This article was first
published in the current print edition of Newsweek.
With Mahmoud Ahmadinejad securely in power, Iranian
reformists have clearly lost the battle for Iran's presidency. Yet they could
yet win the larger battle against Ayatollah Ali Khamenei, who may well be the
last all-powerful Supreme Leader of the Islamic Republic. A not-so-quiet debate
is now brewing inside the seminaries of Qum,
Iran's
religious capital, over how to abolish the post, which has been controversial
since its creation in 1979.
Critics charge that the position--whose legitimacy is
derived directly from God, rather than the people--is based on a radical
interpretation of Islam, and their voices have grown in the wake of this year's
contested election.
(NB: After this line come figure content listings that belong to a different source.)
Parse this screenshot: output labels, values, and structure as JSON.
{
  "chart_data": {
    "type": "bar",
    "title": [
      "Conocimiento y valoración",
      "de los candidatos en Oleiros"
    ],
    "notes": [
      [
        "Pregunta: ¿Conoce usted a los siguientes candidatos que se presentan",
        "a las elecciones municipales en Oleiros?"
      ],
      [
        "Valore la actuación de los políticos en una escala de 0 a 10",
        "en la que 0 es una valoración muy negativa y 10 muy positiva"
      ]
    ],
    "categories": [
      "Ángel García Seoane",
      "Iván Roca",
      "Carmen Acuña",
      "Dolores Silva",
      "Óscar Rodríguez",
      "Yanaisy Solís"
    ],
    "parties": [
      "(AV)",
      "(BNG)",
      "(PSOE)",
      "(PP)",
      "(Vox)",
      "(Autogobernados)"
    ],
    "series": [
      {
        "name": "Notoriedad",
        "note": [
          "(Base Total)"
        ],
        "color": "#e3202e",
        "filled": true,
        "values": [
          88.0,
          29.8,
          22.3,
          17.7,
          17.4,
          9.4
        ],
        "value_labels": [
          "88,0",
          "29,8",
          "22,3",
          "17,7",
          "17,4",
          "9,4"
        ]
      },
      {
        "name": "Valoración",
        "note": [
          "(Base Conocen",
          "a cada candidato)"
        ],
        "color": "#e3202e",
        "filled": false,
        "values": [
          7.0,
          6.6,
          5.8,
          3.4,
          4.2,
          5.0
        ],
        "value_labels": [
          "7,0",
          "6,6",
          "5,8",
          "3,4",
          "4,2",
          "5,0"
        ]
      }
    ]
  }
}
Grand Ayatollah Hussein Ali Montazeri, a top Shiite scholar
who has become one of the regime's most vocal opponents, has compared allegiance
to the Supreme Leader to an act of polytheism, while another prominent scholar
wrote in an open letter to Khamenei that "your religious legitimacy has
vanished." This view is shared by the majority of today's seminary
students, according to Mohsen Kadivar, an Islamic scholar at Duke University.
Admittedly, few clerics have yet to openly call for the
abolition of the post, which would be an act of treason. But their intentions
are clear enough that even a supposedly supreme leader now has reason to worry.